People who are experiencing mania or hypomania often exhibit overconfidence, impulsiveness, and irritability, and often make poor decisions.

comment by Will_Newsome · 2011-01-06T18:25:46.805Z · score: 0 (2 votes) · LW(p) · GW(p)

Hmuh, in the evolutionary environment where there's not much intellectual work to do these would be enough to somewhat punish mania, but in modern society I think that the increased cognitive performance of manic states is probably a stronger factor... in which case Algernon's law need not be feared. But maybe there are other detriments related to personal health?

comment by Nornagest · 2011-01-06T18:40:33.673Z · score: 0 (0 votes) · LW(p) · GW(p)

I think I'd be more worried about what's causing the tendency toward poor decisions, and whether that generalizes to your own case.

comment by Mitchell_Porter · 2011-01-10T04:18:49.961Z · score: 2 (2 votes) · LW(p) · GW(p)

I know a neuroscientist who explains bipolar disorder using a "sticky switch" theory of hemispheric oscillation. It's related to Ramachandran's theory of hemispheric function. Pettigrew adds to this the idea that there is a natural alternation of hemispheric dominance, on a timescale of seconds, and that in bipolar disorder, the switch rate is much slower, so that a person will spend hours or days with one hemisphere dominant. These long periods are mania and depression. He had some intriguing circumstantial evidence to do with binocular rivalry - the alternation between images was slower in people with bipolar disorder, as if this was driven by the same process.

comment by playtherapist · 2011-01-08T20:05:02.337Z · score: 2 (2 votes) · LW(p) · GW(p)

I'm a clinical social worker/therapist and know a bit about bi-polar disorder and schizophrenia. My clients are all children and few have been given either diagnosis yet, although more will probably when they are older. I don't think that we really know yet whether avoiding medication increases ones chances of actual schizophrenia. One article I recently read actually suggested that taking anti-psychotics long term might prevent one from making a full recovery after a psychotic episode.

I do know that you should avoid certain psychoactive substances, most of which are illegal (LSD, uppers, etc.) and heavy alcohol use. It is also best to try to avoid super stressful situations as much as you can.

It is my understanding that many people with bi-polar disorder (and schizophrenia) don't like their medications because it makes them feel flat.

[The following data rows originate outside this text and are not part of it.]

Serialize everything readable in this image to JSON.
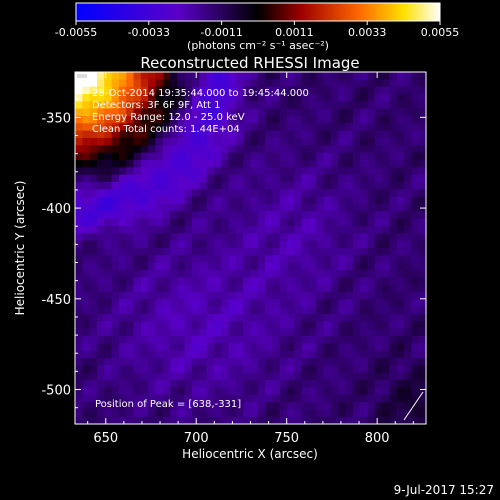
{
  "colorbar": {
    "ticks": [
      "-0.0055",
      "-0.0033",
      "-0.0011",
      "0.0011",
      "0.0033",
      "0.0055"
    ],
    "unit_label": "(photons cm⁻² s⁻¹ asec⁻²)"
  },
  "plot": {
    "title": "Reconstructed RHESSI Image",
    "annotations": [
      "28-Oct-2014 19:35:44.000 to 19:45:44.000",
      "Detectors: 3F 6F 9F, Att 1",
      "Energy Range: 12.0 - 25.0 keV",
      "Clean     Total counts: 1.44E+04"
    ],
    "peak_label": "Position of Peak = [638,-331]"
  },
  "footer": {
    "date": "9-Jul-2017 15:27"
  },
  "chart_data": {
    "type": "heatmap",
    "title": "Reconstructed RHESSI Image",
    "xlabel": "Heliocentric X (arcsec)",
    "ylabel": "Heliocentric Y (arcsec)",
    "xlim": [
      633,
      827
    ],
    "ylim": [
      -519,
      -325
    ],
    "x_ticks": [
      650,
      700,
      750,
      800
    ],
    "y_ticks": [
      -350,
      -400,
      -450,
      -500
    ],
    "colorbar_range": [
      -0.0055,
      0.0055
    ],
    "colormap": [
      "#0000ff",
      "#5a00c8",
      "#000000",
      "#a00000",
      "#ff6a00",
      "#ffe000",
      "#ffffff"
    ],
    "peak": [
      638,
      -331
    ],
    "date_range": "28-Oct-2014 19:35:44.000 to 19:45:44.000",
    "detectors": "3F 6F 9F, Att 1",
    "energy_range": "12.0 - 25.0 keV",
    "algorithm": "Clean",
    "total_counts": "1.44E+04"
  }
}
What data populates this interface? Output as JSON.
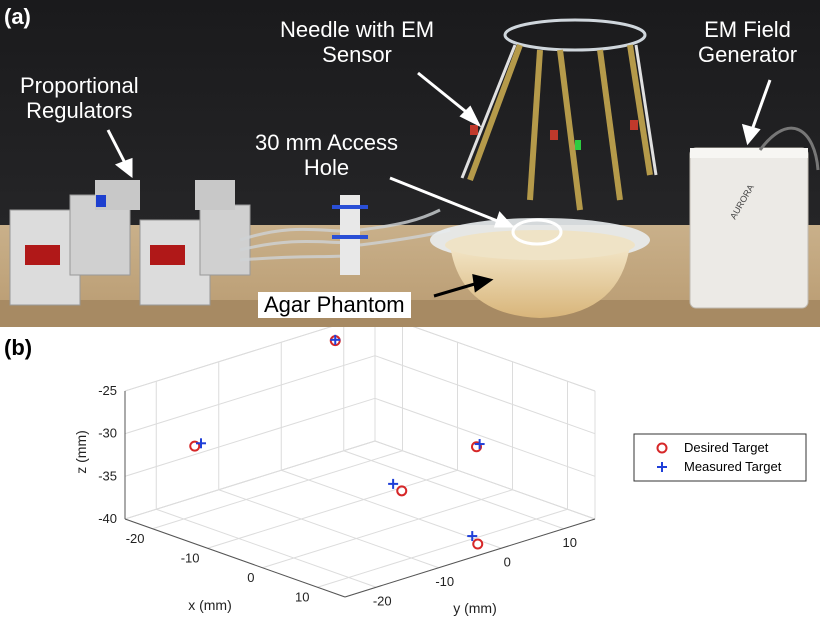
{
  "figure": {
    "panel_a_label": "(a)",
    "panel_b_label": "(b)",
    "annotations": {
      "needle_line1": "Needle with EM",
      "needle_line2": "Sensor",
      "field_gen_line1": "EM Field",
      "field_gen_line2": "Generator",
      "regulators_line1": "Proportional",
      "regulators_line2": "Regulators",
      "access_line1": "30 mm Access",
      "access_line2": "Hole",
      "phantom": "Agar Phantom"
    },
    "brand_text": "AURORA",
    "colors": {
      "desired": "#d62728",
      "measured": "#1f3fd8"
    }
  },
  "chart_data": {
    "type": "scatter",
    "dimensions": "3d",
    "xlabel": "x (mm)",
    "ylabel": "y (mm)",
    "zlabel": "z (mm)",
    "xlim": [
      -25,
      15
    ],
    "ylim": [
      -25,
      15
    ],
    "zlim": [
      -40,
      -25
    ],
    "x_ticks": [
      "-20",
      "-10",
      "0",
      "10"
    ],
    "y_ticks": [
      "-20",
      "-10",
      "0",
      "10"
    ],
    "z_ticks": [
      "-25",
      "-30",
      "-35",
      "-40"
    ],
    "grid": true,
    "legend_position": "right",
    "series": [
      {
        "name": "Desired Target",
        "marker": "circle",
        "points": [
          {
            "x": -22,
            "y": 6,
            "z": -25.5
          },
          {
            "x": -2,
            "y": 11,
            "z": -34.5
          },
          {
            "x": -18,
            "y": -20,
            "z": -31
          },
          {
            "x": 6,
            "y": -8,
            "z": -33.5
          },
          {
            "x": 13,
            "y": -2,
            "z": -39.5
          }
        ]
      },
      {
        "name": "Measured Target",
        "marker": "plus",
        "points": [
          {
            "x": -22,
            "y": 6,
            "z": -25.4
          },
          {
            "x": -2,
            "y": 11.5,
            "z": -34.3
          },
          {
            "x": -18,
            "y": -19,
            "z": -30.9
          },
          {
            "x": 5,
            "y": -8.5,
            "z": -32.8
          },
          {
            "x": 12,
            "y": -2,
            "z": -38.8
          }
        ]
      }
    ]
  }
}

If you can get objective feedback from family or friends about your behavior in manic states it would be helpful for you to assess whether you should get treatment. You could ask them whether you are doing risky things? Are you so irritable/manic that you are antagonizing others?

My 2nd cousin once removed, Lizzie Simon has bi-polar disorder. She wrote a book, "Detour : My Bipolar Road Trip in 4-D " in which she writes about her own experiences and interviews with other individuals with bi-polar disorder. She was looking for individuals who were functioning well. Lizzie goes around the country lecturing about bi-polar disorder. You might want to check out the book or/and her website.